В один из таких дней, намерзшись в мастерской, Василий Алексеевич, придя домой, сел на низенькой скамейке у полыхающей голландки и с наслаждением закурил трубку. Он любил в тихие зимние вечера посидеть у огонька, подумать о своих делах. На этот раз в комнате никого не было, и уютную тишину нарушало лишь тиканье часов да потрескивание березовых дров. На улице тоже было тихо. Сквозь синеватый морозный узор в окна смотрела луна. Изредка слышалось, как скрипел снег под ногами одиноких прохожих.

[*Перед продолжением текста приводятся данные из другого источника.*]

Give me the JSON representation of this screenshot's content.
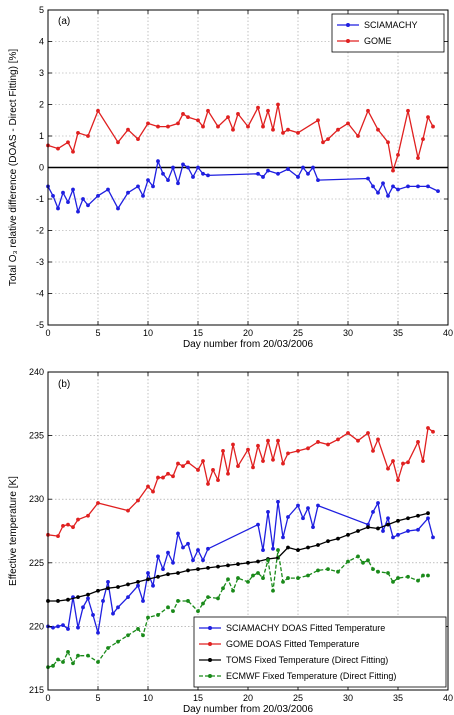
{
  "chart_data": [
    {
      "type": "line",
      "panel_label": "(a)",
      "xlabel": "Day number from 20/03/2006",
      "ylabel": "Total O₃ relative difference (DOAS - Direct Fitting) [%]",
      "xlim": [
        0,
        40
      ],
      "ylim": [
        -5,
        5
      ],
      "xticks": [
        0,
        5,
        10,
        15,
        20,
        25,
        30,
        35,
        40
      ],
      "yticks": [
        -5,
        -4,
        -3,
        -2,
        -1,
        0,
        1,
        2,
        3,
        4,
        5
      ],
      "grid": true,
      "zero_line": true,
      "legend_position": "top-right",
      "series": [
        {
          "name": "SCIAMACHY",
          "color": "#1f1fe0",
          "x": [
            0,
            0.5,
            1,
            1.5,
            2,
            2.5,
            3,
            3.5,
            4,
            5,
            6,
            7,
            8,
            9,
            9.5,
            10,
            10.5,
            11,
            11.5,
            12,
            12.5,
            13,
            13.5,
            14,
            14.5,
            15,
            15.5,
            16,
            21,
            21.5,
            22,
            23,
            24,
            25,
            25.5,
            26,
            26.5,
            27,
            32,
            32.5,
            33,
            33.5,
            34,
            34.5,
            35,
            36,
            37,
            38,
            39
          ],
          "y": [
            -0.6,
            -0.9,
            -1.3,
            -0.8,
            -1.1,
            -0.7,
            -1.4,
            -1.0,
            -1.2,
            -0.9,
            -0.7,
            -1.3,
            -0.8,
            -0.6,
            -0.9,
            -0.4,
            -0.6,
            0.2,
            -0.2,
            -0.4,
            0.0,
            -0.5,
            0.1,
            0.0,
            -0.3,
            0.0,
            -0.2,
            -0.25,
            -0.2,
            -0.3,
            -0.1,
            -0.2,
            -0.05,
            -0.3,
            0.0,
            -0.2,
            0.0,
            -0.4,
            -0.35,
            -0.6,
            -0.8,
            -0.5,
            -0.9,
            -0.6,
            -0.7,
            -0.6,
            -0.6,
            -0.6,
            -0.75
          ]
        },
        {
          "name": "GOME",
          "color": "#e02020",
          "x": [
            0,
            1,
            2,
            2.5,
            3,
            4,
            5,
            7,
            8,
            9,
            10,
            11,
            12,
            13,
            13.5,
            14,
            15,
            15.5,
            16,
            17,
            18,
            18.5,
            19,
            20,
            21,
            21.5,
            22,
            22.5,
            23,
            23.5,
            24,
            25,
            27,
            27.5,
            28,
            29,
            30,
            31,
            32,
            33,
            34,
            34.5,
            35,
            36,
            37,
            37.5,
            38,
            38.5
          ],
          "y": [
            0.7,
            0.6,
            0.8,
            0.5,
            1.1,
            1.0,
            1.8,
            0.8,
            1.2,
            0.9,
            1.4,
            1.3,
            1.3,
            1.4,
            1.7,
            1.6,
            1.5,
            1.3,
            1.8,
            1.3,
            1.6,
            1.2,
            1.7,
            1.3,
            1.9,
            1.3,
            1.8,
            1.2,
            2.0,
            1.1,
            1.2,
            1.1,
            1.5,
            0.8,
            0.9,
            1.2,
            1.4,
            1.0,
            1.8,
            1.2,
            0.8,
            -0.1,
            0.4,
            1.8,
            0.3,
            0.9,
            1.6,
            1.3
          ]
        }
      ]
    },
    {
      "type": "line",
      "panel_label": "(b)",
      "xlabel": "Day number from 20/03/2006",
      "ylabel": "Effective temperature [K]",
      "xlim": [
        0,
        40
      ],
      "ylim": [
        215,
        240
      ],
      "xticks": [
        0,
        5,
        10,
        15,
        20,
        25,
        30,
        35,
        40
      ],
      "yticks": [
        215,
        220,
        225,
        230,
        235,
        240
      ],
      "grid": true,
      "legend_position": "bottom-right",
      "series": [
        {
          "name": "SCIAMACHY DOAS Fitted Temperature",
          "color": "#1f1fe0",
          "dashed": false,
          "x": [
            0,
            0.5,
            1,
            1.5,
            2,
            2.5,
            3,
            3.5,
            4,
            4.5,
            5,
            5.5,
            6,
            6.5,
            7,
            8,
            9,
            9.5,
            10,
            10.5,
            11,
            11.5,
            12,
            12.5,
            13,
            13.5,
            14,
            14.5,
            15,
            15.5,
            16,
            21,
            21.5,
            22,
            22.5,
            23,
            23.5,
            24,
            25,
            25.5,
            26,
            26.5,
            27,
            32,
            32.5,
            33,
            33.5,
            34,
            34.5,
            35,
            36,
            37,
            38,
            38.5
          ],
          "y": [
            220.0,
            219.9,
            220.0,
            220.1,
            219.8,
            222.3,
            219.9,
            221.5,
            222.2,
            220.9,
            219.5,
            222.0,
            223.5,
            221.0,
            221.5,
            222.3,
            223.2,
            222.0,
            224.2,
            223.2,
            225.5,
            224.5,
            225.8,
            225.0,
            227.3,
            226.2,
            226.5,
            225.2,
            226.0,
            225.2,
            226.1,
            228.0,
            226.0,
            229.0,
            226.1,
            229.8,
            227.0,
            228.6,
            229.5,
            228.5,
            229.3,
            227.8,
            229.5,
            228.0,
            229.0,
            229.7,
            227.5,
            228.5,
            227.0,
            227.2,
            227.5,
            227.6,
            228.5,
            227.0
          ]
        },
        {
          "name": "GOME DOAS Fitted Temperature",
          "color": "#e02020",
          "dashed": false,
          "x": [
            0,
            1,
            1.5,
            2,
            2.5,
            3,
            4,
            5,
            8,
            9,
            10,
            10.5,
            11,
            11.5,
            12,
            12.5,
            13,
            13.5,
            14,
            15,
            15.5,
            16,
            16.5,
            17,
            17.5,
            18,
            18.5,
            19,
            20,
            20.5,
            21,
            21.5,
            22,
            22.5,
            23,
            23.5,
            24,
            25,
            26,
            27,
            28,
            29,
            30,
            31,
            32,
            32.5,
            33,
            34,
            34.5,
            35,
            35.5,
            36,
            37,
            37.5,
            38,
            38.5
          ],
          "y": [
            227.2,
            227.1,
            227.9,
            228.0,
            227.8,
            228.4,
            228.7,
            229.7,
            229.1,
            229.9,
            231.0,
            230.6,
            231.7,
            231.7,
            232.0,
            231.8,
            232.8,
            232.6,
            232.9,
            232.3,
            233.0,
            231.2,
            232.3,
            231.5,
            233.8,
            232.0,
            234.3,
            232.6,
            233.9,
            232.5,
            234.2,
            233.0,
            234.6,
            233.1,
            234.6,
            232.8,
            233.6,
            233.8,
            234.0,
            234.5,
            234.3,
            234.7,
            235.2,
            234.6,
            235.2,
            233.8,
            234.7,
            232.4,
            233.0,
            231.5,
            232.8,
            232.9,
            234.5,
            233.0,
            235.6,
            235.3
          ]
        },
        {
          "name": "TOMS Fixed Temperature (Direct Fitting)",
          "color": "#000000",
          "dashed": false,
          "x": [
            0,
            1,
            2,
            3,
            4,
            5,
            6,
            7,
            8,
            9,
            10,
            11,
            12,
            13,
            14,
            15,
            16,
            17,
            18,
            19,
            20,
            21,
            22,
            23,
            24,
            25,
            26,
            27,
            28,
            29,
            30,
            31,
            32,
            33,
            34,
            35,
            36,
            37,
            38
          ],
          "y": [
            222.0,
            222.0,
            222.1,
            222.3,
            222.5,
            222.8,
            223.0,
            223.1,
            223.3,
            223.5,
            223.7,
            223.9,
            224.1,
            224.2,
            224.4,
            224.5,
            224.6,
            224.7,
            224.8,
            224.9,
            225.0,
            225.1,
            225.3,
            225.4,
            226.2,
            226.0,
            226.2,
            226.4,
            226.7,
            226.9,
            227.2,
            227.5,
            227.8,
            227.7,
            228.0,
            228.3,
            228.5,
            228.7,
            228.9
          ]
        },
        {
          "name": "ECMWF Fixed Temperature (Direct Fitting)",
          "color": "#1a8a1a",
          "dashed": true,
          "x": [
            0,
            0.5,
            1,
            1.5,
            2,
            2.5,
            3,
            4,
            5,
            6,
            7,
            8,
            9,
            9.5,
            10,
            11,
            12,
            12.5,
            13,
            14,
            15,
            15.5,
            16,
            17,
            17.5,
            18,
            18.5,
            19,
            20,
            20.5,
            21,
            21.5,
            22,
            22.5,
            23,
            23.5,
            24,
            25,
            26,
            27,
            28,
            29,
            30,
            31,
            31.5,
            32,
            32.5,
            33,
            34,
            34.5,
            35,
            36,
            37,
            37.5,
            38
          ],
          "y": [
            216.8,
            216.9,
            217.4,
            217.2,
            218.0,
            217.1,
            217.7,
            217.7,
            217.2,
            218.3,
            218.8,
            219.3,
            219.8,
            219.3,
            220.7,
            220.9,
            221.5,
            221.2,
            222.0,
            222.0,
            221.2,
            221.8,
            222.3,
            222.2,
            223.0,
            223.7,
            222.8,
            223.8,
            223.5,
            224.0,
            224.2,
            223.8,
            225.2,
            222.8,
            226.0,
            223.5,
            223.8,
            223.8,
            224.0,
            224.4,
            224.5,
            224.3,
            225.1,
            225.5,
            225.0,
            225.2,
            224.5,
            224.3,
            224.2,
            223.5,
            223.8,
            223.9,
            223.6,
            224.0,
            224.0
          ]
        }
      ]
    }
  ]
}
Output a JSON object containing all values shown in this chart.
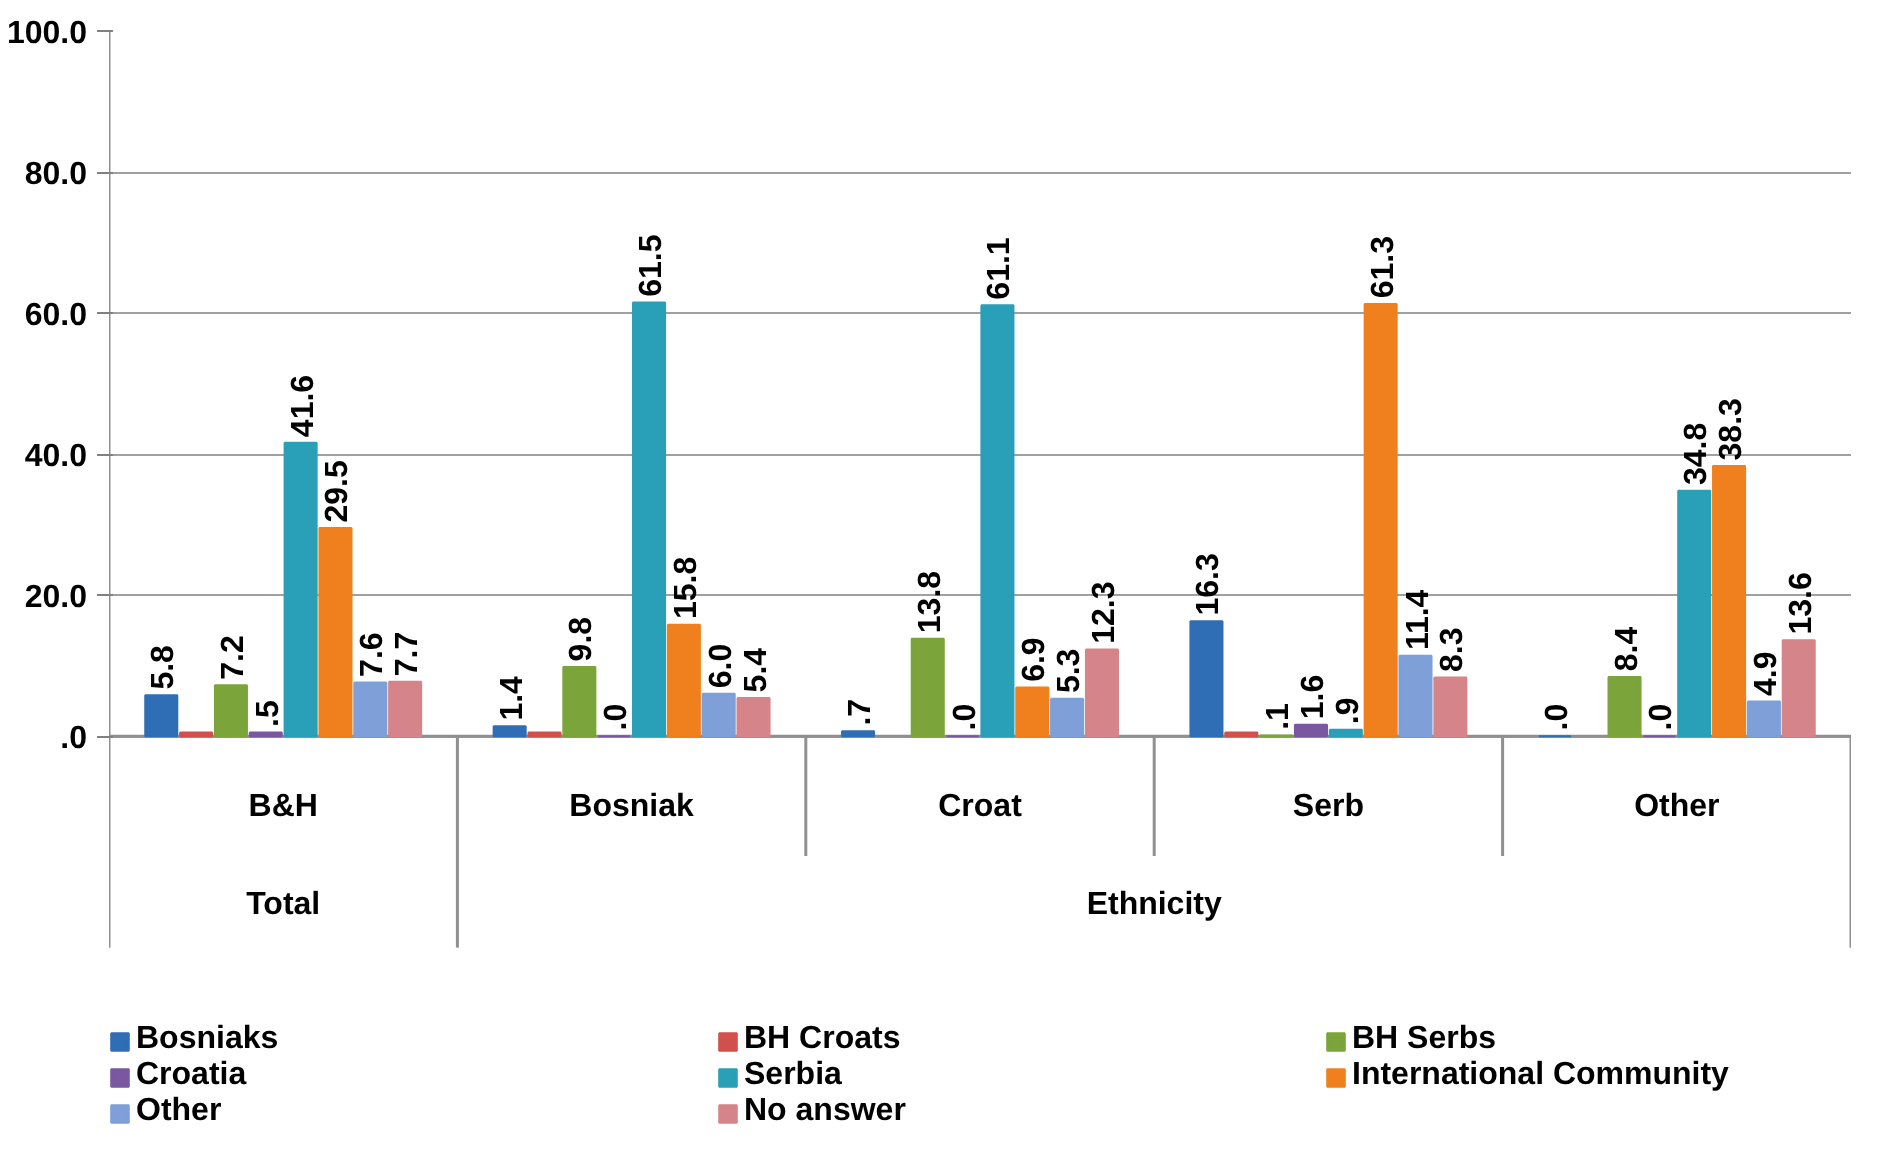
{
  "chart_data": {
    "type": "bar",
    "categories": [
      "B&H",
      "Bosniak",
      "Croat",
      "Serb",
      "Other"
    ],
    "annotations": [
      "Total",
      "Ethnicity"
    ],
    "series": [
      {
        "name": "Bosniaks",
        "color": "#2f6eb5",
        "values": [
          5.8,
          1.4,
          0.7,
          16.3,
          0.0
        ],
        "value_labels": [
          "5.8",
          "1.4",
          ".7",
          "16.3",
          ".0"
        ]
      },
      {
        "name": "BH Croats",
        "color": "#d2504c",
        "values": [
          0.5,
          0.5,
          null,
          0.5,
          null
        ],
        "value_labels": [
          null,
          null,
          null,
          null,
          null
        ]
      },
      {
        "name": "BH Serbs",
        "color": "#7ba43a",
        "values": [
          7.2,
          9.8,
          13.8,
          0.1,
          8.4
        ],
        "value_labels": [
          "7.2",
          "9.8",
          "13.8",
          ".1",
          "8.4"
        ]
      },
      {
        "name": "Croatia",
        "color": "#7b57a2",
        "values": [
          0.5,
          0.0,
          0.0,
          1.6,
          0.0
        ],
        "value_labels": [
          ".5",
          ".0",
          ".0",
          "1.6",
          ".0"
        ]
      },
      {
        "name": "Serbia",
        "color": "#2a9fb8",
        "values": [
          41.6,
          61.5,
          61.1,
          0.9,
          34.8
        ],
        "value_labels": [
          "41.6",
          "61.5",
          "61.1",
          ".9",
          "34.8"
        ]
      },
      {
        "name": "International Community",
        "color": "#f0801e",
        "values": [
          29.5,
          15.8,
          6.9,
          61.3,
          38.3
        ],
        "value_labels": [
          "29.5",
          "15.8",
          "6.9",
          "61.3",
          "38.3"
        ]
      },
      {
        "name": "Other",
        "color": "#7f9fd8",
        "values": [
          7.6,
          6.0,
          5.3,
          11.4,
          4.9
        ],
        "value_labels": [
          "7.6",
          "6.0",
          "5.3",
          "11.4",
          "4.9"
        ]
      },
      {
        "name": "No answer",
        "color": "#d58589",
        "values": [
          7.7,
          5.4,
          12.3,
          8.3,
          13.6
        ],
        "value_labels": [
          "7.7",
          "5.4",
          "12.3",
          "8.3",
          "13.6"
        ]
      }
    ],
    "ylim": [
      0,
      100
    ],
    "yticks": [
      {
        "value": 0,
        "label": ".0"
      },
      {
        "value": 20,
        "label": "20.0"
      },
      {
        "value": 40,
        "label": "40.0"
      },
      {
        "value": 60,
        "label": "60.0"
      },
      {
        "value": 80,
        "label": "80.0"
      },
      {
        "value": 100,
        "label": "100.0"
      }
    ],
    "grid": "y",
    "legend": "bottom"
  }
}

Василий Алексеевич перенесся мыслями к пулемету.

Мягкими, неслышными шагами к печке подошел кот и стал тереться о его ногу.

— Пришел, приятель, — ласково сказал Василий Алексеевич и, не прерывая своей думы, стал поглаживать рукой по густой шелковистой шерсти. Кот, мурлыча, улегся рядом.

Василий Алексеевич, разморившись от жары, расстелил на полу возле печки полушубок, бросил на него подушку и прилег отдохнуть. Усталость взяла свое, и скоро он уснул крепким сном.

Его разбудили тревожные гудки. Василий Алексеевич быстро вскочил и удивился, что уже утро, — морозный узор на окнах горел розоватым светом восхода. Надев треух и быстро накинув полушубок,

Василий Алексеевич выбежал за ворота. «Уж не пожар ли?» — мелькнуло в сознании.

С вокзала, закутавшись в шали, шли заплаканные женщины.

— Что случилось? — спросил их Василий Алексеевич.

— Беда, родимый, Ленин умер...

Эти слова ошеломили Дегтярева. Смахивая стынущие на щеках слезы, он пошел туда, где тускло горели еще с ночи забытые огни, где, разрывая сердце, ревел заводской гудок.

Во дворе завода молчаливо толпились рабочие, многие с непокрытыми головами. Они все еще не верили, не могли и не хотели верить, что смерть сразила любимого Ильича...

Василий Алексеевич, сняв шапку, подошел вплотную к толпе, тихо спросил:

— Когда?

— Вчера, в шесть часов пятьдесят минут, — угрюмо ответил один из рабочих и, не в силах сдержать слезы, отвернулся.